O Caçador de Tesouros

Não conhecia Le Clezio. Ainda não o conheço, verdade seja dita, mas o certo é que nunca tinha ouvido falar de Le Clezio até à semana passada, quando foi anunciado o vencedor do Nobel da literatura. Evidentemente, a curiosidade. E por ela se tomou O Caçador de Tesouros, na edição recente da Assírio & Alvim, traduzido por Ernesto Sampaio, que não passa despercebido nos escaparates. Não tem que enganar, capa encarnada, lisa, lombada azul-vivo mesmo ao lado da expressão carrancuda de Diego e Frida (do mesmo autor). Adiante pois. Pese-se antes de mais a densidade de um livro não muito longo, o peso das palavras nas mãos como deve ser a regra antes de se abrir qualquer livro. E adiante, que a curiosidade. Vire-se a capa, passe-se pela dedicatória singela ao avô Léon e eis a narrativa, que desaba desde o primeiro parágrafo

"Sempre me lembro de ter ouvido o mar. De mistura com o vento nas folhas das palmeiras bravas, um vento que nunca deixa de soprar, mesmo quando nos afastamos da costa e avançamos canaviais adentro: é o ruído de fundo que acompanhou a minha infância. Ouço-o agora, no mais íntimo de mim, e levo-o comigo para onde quer que vá. O marulho lento, incansável, das ondas que se quebram ao longe na barra de coral e depois vêm morrer na areia do Rio Negro. Não passa um dia sem que vá ao mar, nem uma noite sem acordar com as costas alagadas em suor, soerguido na minha cama de campanha, afastando o mosquiteiro e procurando avaliar a altura da maré, inquieto, tomado dum desejo que não compreendo.
Na escuridão, penso no mar como se fosse uma pessoa humana, com todos os sentidos despertos para melhor o ouvir chegar, para melhor o receber. As vagas gigantescas cavalgam os recifes, vêm desabar na laguna e o estouro faz vibrar a terra e o ar como um caldeirão. Ouço-o, o mar mexe-se, respira. [...]
O mar está dentro da minha cabeça, e é ao fechar os olhos que melhor o vejo e ouço, que consigo distinguir cada ribombo das vagas separadas pelos recifes e logo de novo unidas para virem quebrar-se na costa. [...]
Nada existe mais, nada a não ser o que sinto, o que vejo, o céu tão azul, o estrondo do mar a lutar com os recifes e a água fria que me escorre na pele. [...]
Abro os olhos e vejo o mar. Não o mar cor de esmeralda que via outrora nas lagunas, nem a água escura diante do estuário do Tamarindo. É o mar como ainda não tinha visto, livre, selvagem, dum azul inebriante, o mar que levanta o casco do navio, lentamente, vaga após vaga, ente sulcos de espuma percorridos por centelhas. [...]
Agora sei onde estou. Encontrei o lugar que procurava. Após estes meses de vagabundagem, sinto uma nova paz e um novo ardor."
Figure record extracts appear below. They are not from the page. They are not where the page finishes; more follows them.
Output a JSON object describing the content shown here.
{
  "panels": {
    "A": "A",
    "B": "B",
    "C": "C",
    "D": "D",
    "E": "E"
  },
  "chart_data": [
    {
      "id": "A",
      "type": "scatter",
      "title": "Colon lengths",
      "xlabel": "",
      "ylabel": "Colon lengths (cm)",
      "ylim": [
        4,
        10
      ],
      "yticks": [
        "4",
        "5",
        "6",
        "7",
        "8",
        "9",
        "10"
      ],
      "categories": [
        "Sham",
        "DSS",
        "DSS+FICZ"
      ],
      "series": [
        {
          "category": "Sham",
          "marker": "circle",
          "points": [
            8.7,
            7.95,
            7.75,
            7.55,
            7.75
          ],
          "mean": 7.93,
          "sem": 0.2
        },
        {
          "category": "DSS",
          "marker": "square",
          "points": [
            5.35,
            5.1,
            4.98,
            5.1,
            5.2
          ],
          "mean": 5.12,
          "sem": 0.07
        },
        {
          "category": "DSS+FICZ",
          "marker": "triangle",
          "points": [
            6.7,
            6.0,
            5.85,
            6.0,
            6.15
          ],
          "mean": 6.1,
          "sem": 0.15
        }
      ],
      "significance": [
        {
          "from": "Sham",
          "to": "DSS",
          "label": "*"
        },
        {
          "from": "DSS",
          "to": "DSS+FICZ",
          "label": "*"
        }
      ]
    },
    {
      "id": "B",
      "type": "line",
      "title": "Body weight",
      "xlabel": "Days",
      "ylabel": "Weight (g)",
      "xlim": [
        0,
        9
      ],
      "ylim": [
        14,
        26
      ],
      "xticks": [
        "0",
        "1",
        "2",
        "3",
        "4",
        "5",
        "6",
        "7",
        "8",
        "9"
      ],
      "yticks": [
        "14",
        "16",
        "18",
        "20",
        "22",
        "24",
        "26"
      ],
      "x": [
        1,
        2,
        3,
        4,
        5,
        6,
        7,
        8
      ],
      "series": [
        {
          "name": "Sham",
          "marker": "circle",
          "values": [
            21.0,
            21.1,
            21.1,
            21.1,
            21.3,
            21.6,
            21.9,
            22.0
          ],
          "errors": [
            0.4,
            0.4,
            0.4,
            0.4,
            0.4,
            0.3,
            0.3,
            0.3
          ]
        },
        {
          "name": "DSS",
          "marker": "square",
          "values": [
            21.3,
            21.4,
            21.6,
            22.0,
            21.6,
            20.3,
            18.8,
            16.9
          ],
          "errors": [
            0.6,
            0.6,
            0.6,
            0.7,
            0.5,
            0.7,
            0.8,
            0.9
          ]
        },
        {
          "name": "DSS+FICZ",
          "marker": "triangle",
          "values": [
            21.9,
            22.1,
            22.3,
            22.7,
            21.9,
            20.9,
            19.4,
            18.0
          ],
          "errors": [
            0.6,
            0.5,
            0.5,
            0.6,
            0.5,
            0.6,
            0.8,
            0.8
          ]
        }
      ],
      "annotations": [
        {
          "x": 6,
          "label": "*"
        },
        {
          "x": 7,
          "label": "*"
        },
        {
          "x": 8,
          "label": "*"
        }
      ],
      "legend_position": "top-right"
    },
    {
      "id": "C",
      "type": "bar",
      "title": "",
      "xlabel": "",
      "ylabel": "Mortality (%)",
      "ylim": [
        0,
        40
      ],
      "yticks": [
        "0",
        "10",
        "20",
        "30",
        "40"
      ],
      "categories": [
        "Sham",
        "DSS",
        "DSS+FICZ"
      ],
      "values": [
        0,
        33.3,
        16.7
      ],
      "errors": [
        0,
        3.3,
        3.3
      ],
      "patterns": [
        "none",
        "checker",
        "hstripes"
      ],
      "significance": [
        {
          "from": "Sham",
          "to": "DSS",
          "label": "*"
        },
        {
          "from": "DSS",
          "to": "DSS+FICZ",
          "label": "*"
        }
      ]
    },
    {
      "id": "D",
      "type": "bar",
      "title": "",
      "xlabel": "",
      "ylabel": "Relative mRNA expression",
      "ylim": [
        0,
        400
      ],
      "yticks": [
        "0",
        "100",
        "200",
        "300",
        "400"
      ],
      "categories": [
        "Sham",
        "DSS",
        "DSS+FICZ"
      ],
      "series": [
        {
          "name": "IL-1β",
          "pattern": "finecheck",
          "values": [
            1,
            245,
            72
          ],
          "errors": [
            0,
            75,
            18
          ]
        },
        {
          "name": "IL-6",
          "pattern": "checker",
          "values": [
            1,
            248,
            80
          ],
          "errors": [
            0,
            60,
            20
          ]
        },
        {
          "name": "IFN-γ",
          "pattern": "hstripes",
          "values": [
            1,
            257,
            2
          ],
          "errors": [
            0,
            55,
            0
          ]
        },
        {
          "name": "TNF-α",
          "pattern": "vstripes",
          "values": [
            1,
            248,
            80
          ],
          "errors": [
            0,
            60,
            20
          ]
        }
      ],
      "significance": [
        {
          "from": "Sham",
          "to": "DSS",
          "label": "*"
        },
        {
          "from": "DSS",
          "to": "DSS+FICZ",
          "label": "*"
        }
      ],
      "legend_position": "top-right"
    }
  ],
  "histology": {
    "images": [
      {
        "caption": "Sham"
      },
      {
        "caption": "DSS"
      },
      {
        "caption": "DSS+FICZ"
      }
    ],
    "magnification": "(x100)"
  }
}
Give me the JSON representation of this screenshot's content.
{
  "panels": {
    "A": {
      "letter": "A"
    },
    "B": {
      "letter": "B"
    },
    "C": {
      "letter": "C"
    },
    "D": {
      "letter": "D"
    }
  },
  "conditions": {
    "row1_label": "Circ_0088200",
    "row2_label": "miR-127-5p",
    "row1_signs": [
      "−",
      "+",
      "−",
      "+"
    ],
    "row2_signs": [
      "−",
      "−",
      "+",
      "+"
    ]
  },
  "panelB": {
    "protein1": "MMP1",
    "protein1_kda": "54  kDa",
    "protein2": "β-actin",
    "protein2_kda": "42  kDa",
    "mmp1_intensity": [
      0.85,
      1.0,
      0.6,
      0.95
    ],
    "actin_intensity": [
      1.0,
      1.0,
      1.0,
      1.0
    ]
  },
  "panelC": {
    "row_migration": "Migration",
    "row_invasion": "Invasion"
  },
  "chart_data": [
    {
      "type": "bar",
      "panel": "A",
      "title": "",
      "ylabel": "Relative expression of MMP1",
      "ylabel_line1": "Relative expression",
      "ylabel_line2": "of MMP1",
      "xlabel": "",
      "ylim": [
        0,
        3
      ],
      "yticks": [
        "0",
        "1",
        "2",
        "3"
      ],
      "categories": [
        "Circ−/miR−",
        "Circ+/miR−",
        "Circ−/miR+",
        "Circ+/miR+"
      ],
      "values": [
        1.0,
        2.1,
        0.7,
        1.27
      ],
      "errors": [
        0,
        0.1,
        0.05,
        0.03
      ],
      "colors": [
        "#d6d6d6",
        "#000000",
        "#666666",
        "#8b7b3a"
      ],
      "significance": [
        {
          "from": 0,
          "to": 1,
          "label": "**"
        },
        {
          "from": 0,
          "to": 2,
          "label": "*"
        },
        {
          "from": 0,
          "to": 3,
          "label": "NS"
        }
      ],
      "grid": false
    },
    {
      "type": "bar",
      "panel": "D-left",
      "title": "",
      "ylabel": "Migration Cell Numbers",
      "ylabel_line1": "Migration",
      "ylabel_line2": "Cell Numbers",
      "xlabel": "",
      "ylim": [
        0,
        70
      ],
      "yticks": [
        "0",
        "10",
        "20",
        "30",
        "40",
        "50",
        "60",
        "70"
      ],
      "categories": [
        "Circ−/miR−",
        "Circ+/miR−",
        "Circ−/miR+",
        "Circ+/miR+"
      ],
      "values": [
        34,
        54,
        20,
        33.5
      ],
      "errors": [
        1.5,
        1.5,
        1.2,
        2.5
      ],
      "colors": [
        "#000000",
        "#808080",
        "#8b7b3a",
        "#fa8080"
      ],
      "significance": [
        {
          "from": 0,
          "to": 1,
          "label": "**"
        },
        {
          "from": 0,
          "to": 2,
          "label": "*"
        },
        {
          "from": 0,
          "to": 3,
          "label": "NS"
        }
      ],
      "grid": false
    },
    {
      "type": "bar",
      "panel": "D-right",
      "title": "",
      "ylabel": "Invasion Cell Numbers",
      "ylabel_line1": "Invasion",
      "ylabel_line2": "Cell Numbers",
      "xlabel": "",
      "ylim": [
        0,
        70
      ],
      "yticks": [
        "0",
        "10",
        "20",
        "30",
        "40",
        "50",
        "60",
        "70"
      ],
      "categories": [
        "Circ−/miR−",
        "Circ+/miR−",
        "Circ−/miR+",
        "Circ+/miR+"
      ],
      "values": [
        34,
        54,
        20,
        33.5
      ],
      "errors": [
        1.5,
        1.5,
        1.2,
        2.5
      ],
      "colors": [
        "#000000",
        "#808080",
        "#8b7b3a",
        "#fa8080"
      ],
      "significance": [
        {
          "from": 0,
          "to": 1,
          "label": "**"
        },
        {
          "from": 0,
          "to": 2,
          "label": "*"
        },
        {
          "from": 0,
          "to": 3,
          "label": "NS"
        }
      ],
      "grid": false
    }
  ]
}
Fica-se preso, como numa teia, à procura do tesouro, que se vai descobrindo página a página, em cada descrição ou episódio da narrativa. Le Clezio escreve. Sempre com o mar em fundo, omnipresente, como um personagem secundário que afinal é principal. O mar que sai de dentro do narrador (estamos avisados desde o primeiro parágrafo, de resto), porque se percebe o grau de intimidade deste com a água salgada. Não é apenas poesia, ou figura de estilo vulgar, não se trata apenas de um passeio à beira-mar, na praia, no molhe batido pela vaga de Inverno, de dizer que se gosta do mar mesmo quando efectivamente se gosta (e quem não gosta?); nada disso, aqui trata-se de água salgada misturada com sangue, a correr nas veias, linhas, parágrafos. E então tudo muda de figura, muda obviamente de figura. É um livro do mar. Por isso, no fim, guarde-se num sítio especial da estante. O mar preparou-nos este segredo, este tesouro. É disso que se trata.

3 comentários:

CCF disse...

Bem bonito! Já fica na agenda das compras.
~CC~

Anónimo disse...

No meio do furacão, no centro da distância que se instala até ao nosso eu, quando as tarefas parecem maiores do que a própria vida, o roubo dos três minutos para ler os 1ºs parágrafos do Prémio Nobel, são como um xarope de fambroesas.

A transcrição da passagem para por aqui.